Members of the Micaview Landowners Association are worried the new proposal, which is scheduled for review by the county Planning Department beginning later this month, will squeeze them out of the decision-making process.
The application developer Richard Dahm filed with the county proposing to build the mobile home park, called Strawberry Ridge, on a 39-acre alfalfa field at Eighth Avenue and Long Road does not require a public hearing. It contends there is limited public interest.
That’s intentional, Micaview Landowners Association members said.
Two years ago, county commissioners heard five hours of heated debate over the 101-home Turtle Creek proposal, which was planned for the same triangle of land as the trailer park. An appeal of Turtle Creek had kept the project in limbo since the 1994 meeting, and was awaiting another public hearing when Dahm discarded it.
Micaview residents won an appeal before the county commissioners earlier this month, successfully reversing a zoning change the county hearing examiner had granted to Dahm for Morningside Heights, an adjacent development.
The same day the Micaview Landowners Association got word of that decision, they received notice of the Strawberry Ridge development. Now, they have until Tuesday to submit written comments to fight Dahm’s newest proposal.
“Basically, one man is holding this neighborhood hostage,” said Pam Bendix, whose front window would look out at the proposed trailer park.
Dahm did not return a message left with his development company.
Spokane County planner John Todd, who is collecting comments on Dahm’s application, said he has no doubt the developer is trying to follow the path of least resistance. However, concerned residents will have their say, Todd said.
“That’s why we go out with the (neighborhood) notifications, so they can catch those things and ask for a hearing,” he said.
Micaview landowners can force a public hearing by appealing the environmental determination that is due to be released after the public comment period ends, Todd said.
But Micaview residents said they shouldn’t have to appeal.
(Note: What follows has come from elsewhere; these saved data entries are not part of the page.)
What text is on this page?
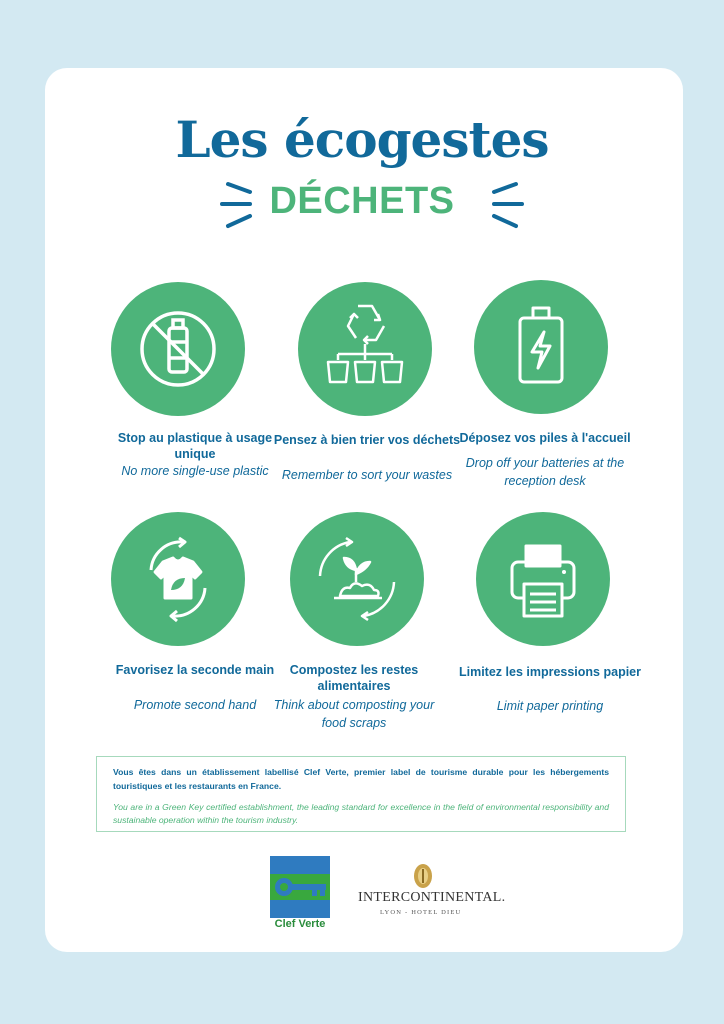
Les écogestes
DÉCHETS
Stop au plastique à usage unique
No more single-use plastic
Pensez à bien trier vos déchets
Remember to sort your wastes
Déposez vos piles à l'accueil
Drop off your batteries at the reception desk
Favorisez la seconde main
Promote second hand
Compostez les restes alimentaires
Think about composting your food scraps
Limitez les impressions papier
Limit paper printing

Vous êtes dans un établissement labellisé Clef Verte, premier label de tourisme durable pour les hébergements touristiques et les restaurants en France.

You are in a Green Key certified establishment, the leading standard for excellence in the field of environmental responsibility and sustainable operation within the tourism industry.

Clef Verte
INTERCONTINENTAL.
LYON - HOTEL DIEU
A decision on a development the size of Strawberry Ridge should not be made until elected officials have the chance to hear from both sides.
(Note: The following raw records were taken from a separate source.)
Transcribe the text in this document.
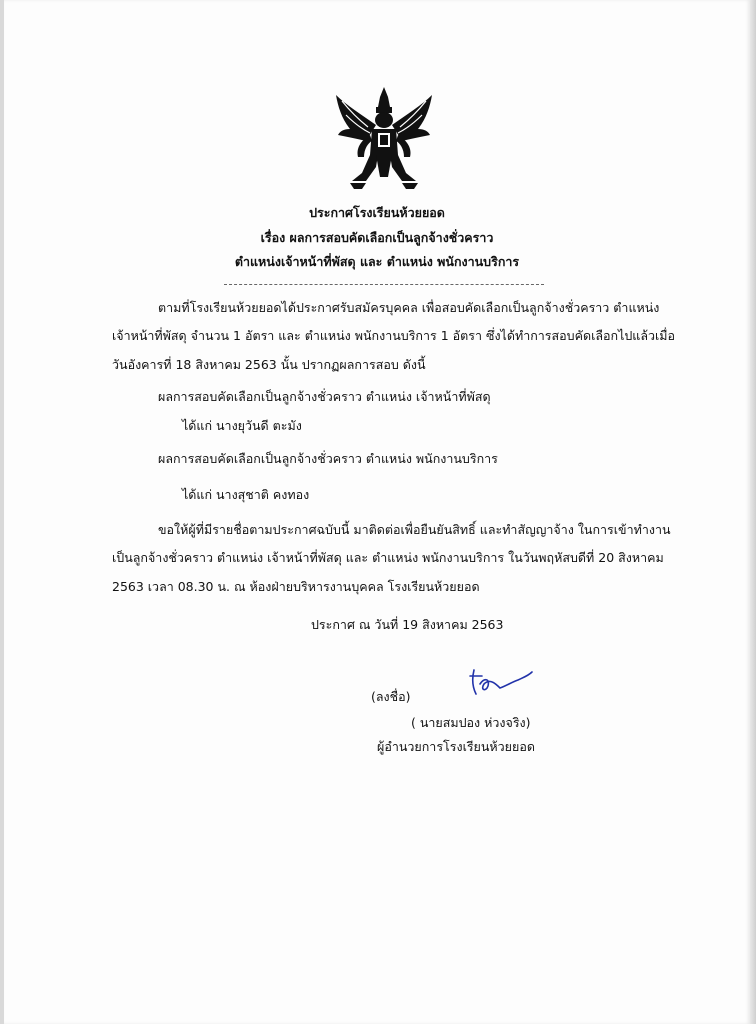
ประกาศโรงเรียนห้วยยอด
เรื่อง ผลการสอบคัดเลือกเป็นลูกจ้างชั่วคราว
ตำแหน่งเจ้าหน้าที่พัสดุ และ ตำแหน่ง พนักงานบริการ
ตามที่โรงเรียนห้วยยอดได้ประกาศรับสมัครบุคคล เพื่อสอบคัดเลือกเป็นลูกจ้างชั่วคราว ตำแหน่ง
เจ้าหน้าที่พัสดุ จำนวน 1 อัตรา และ ตำแหน่ง พนักงานบริการ 1 อัตรา ซึ่งได้ทำการสอบคัดเลือกไปแล้วเมื่อ
วันอังคารที่ 18 สิงหาคม 2563 นั้น ปรากฏผลการสอบ ดังนี้
ผลการสอบคัดเลือกเป็นลูกจ้างชั่วคราว ตำแหน่ง เจ้าหน้าที่พัสดุ
ได้แก่ นางยุวันดี ตะมัง
ผลการสอบคัดเลือกเป็นลูกจ้างชั่วคราว ตำแหน่ง พนักงานบริการ
ได้แก่ นางสุชาติ คงทอง
ขอให้ผู้ที่มีรายชื่อตามประกาศฉบับนี้ มาติดต่อเพื่อยืนยันสิทธิ์ และทำสัญญาจ้าง ในการเข้าทำงาน
เป็นลูกจ้างชั่วคราว ตำแหน่ง เจ้าหน้าที่พัสดุ และ ตำแหน่ง พนักงานบริการ ในวันพฤหัสบดีที่ 20 สิงหาคม
2563 เวลา 08.30 น. ณ ห้องฝ่ายบริหารงานบุคคล โรงเรียนห้วยยอด
ประกาศ ณ วันที่ 19 สิงหาคม 2563
(ลงชื่อ)
( นายสมปอง ห่วงจริง)
ผู้อำนวยการโรงเรียนห้วยยอด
“Given what’s going on, this ought to be treated like Turtle Creek was,” Linda Tasca said. “We need to have an open public hearing.”
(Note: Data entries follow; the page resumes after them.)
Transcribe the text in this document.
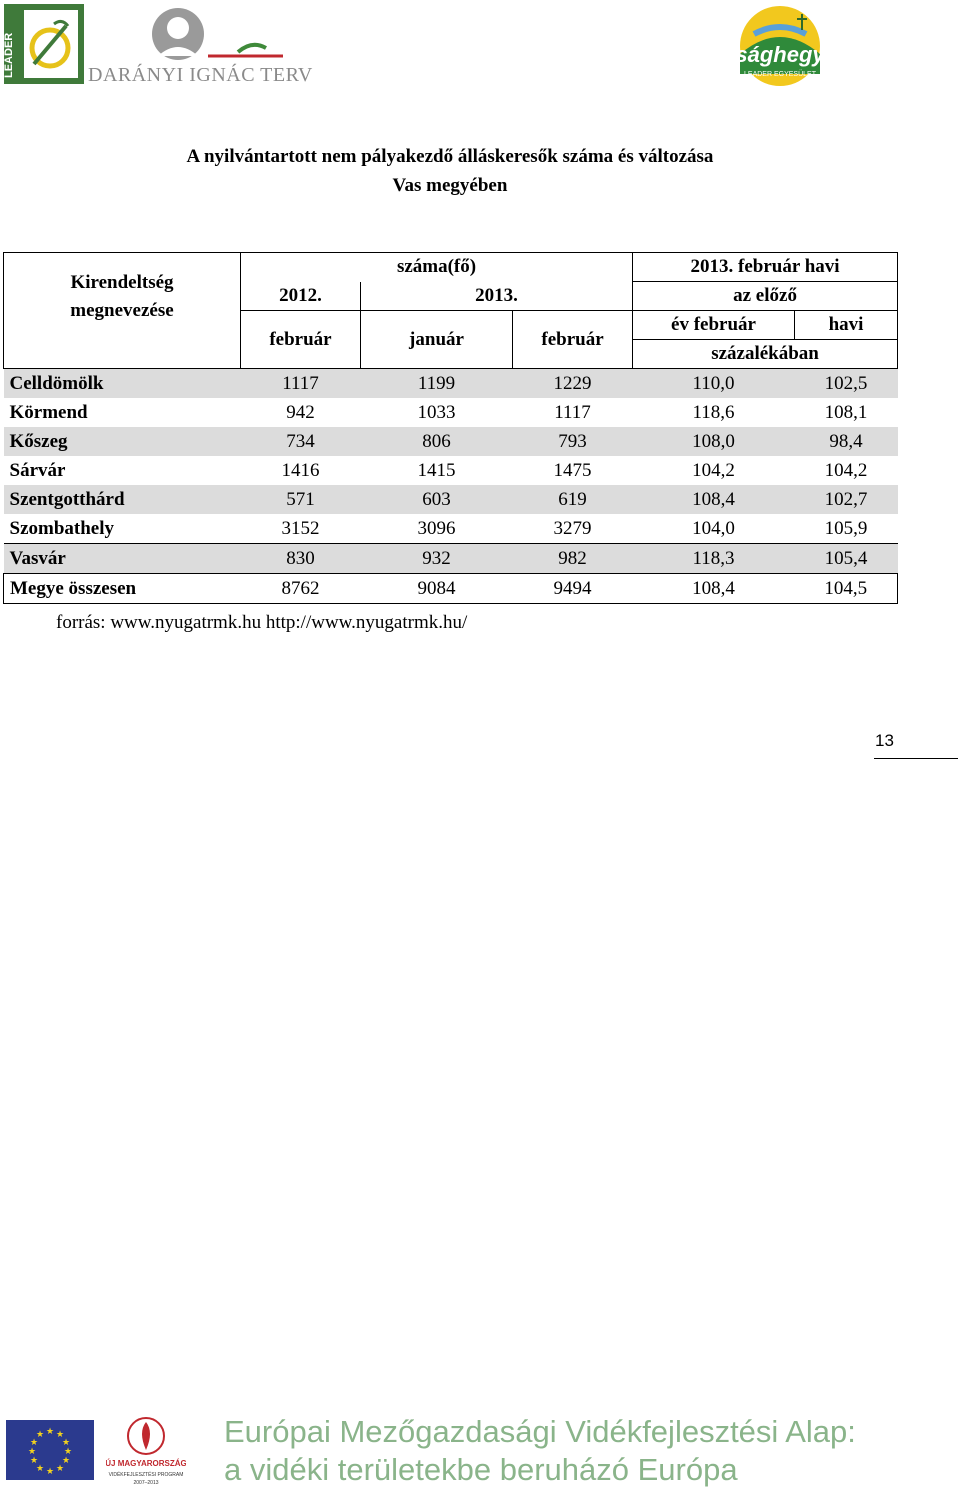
LEADER	DARÁNYI IGNÁC TERV
sághegy
LEADER EGYESÜLET
A nyilvántartott nem pályakezdő álláskeresők száma és változása
Vas megyében
Kirendeltség
megnevezése	száma(fő)			2013. február havi	
	2012.	2013.		az előző	
	február	január	február	év február	havi
				százalékában	
Celldömölk	1117	1199	1229	110,0	102,5
Körmend	942	1033	1117	118,6	108,1
Kőszeg	734	806	793	108,0	98,4
Sárvár	1416	1415	1475	104,2	104,2
Szentgotthárd	571	603	619	108,4	102,7
Szombathely	3152	3096	3279	104,0	105,9
Vasvár	830	932	982	118,3	105,4
Megye összesen	8762	9084	9494	108,4	104,5
forrás: www.nyugatrmk.hu http://www.nyugatrmk.hu/
13
★ ★
★
★
★
★
★
★
★
★
★
★
ÚJ MAGYARORSZÁG
VIDÉKFEJLESZTÉSI PROGRAM
2007–2013
Európai Mezőgazdasági Vidékfejlesztési Alap:
a vidéki területekbe beruházó Európa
Several of Tasca’s neighbors said public services currently offered will not support either the mobile home park or the Turtle Creek development, and both high-density projects contradict the neighborhood’s semirural characteristics.
“People are still raising (large) animals here,” neighbor Lydia Clifton said. “It has always been this kind of country.”
Vicki Sellers, Micaview Landowners Association secretary, said residents who could end up living next to the mobile home park want a chance to be heard like “the guy who doesn’t live out here and buys however many acres.”
Added Ned Bowen, “What we have always asked for - and will continue to ask for - is responsible growth.”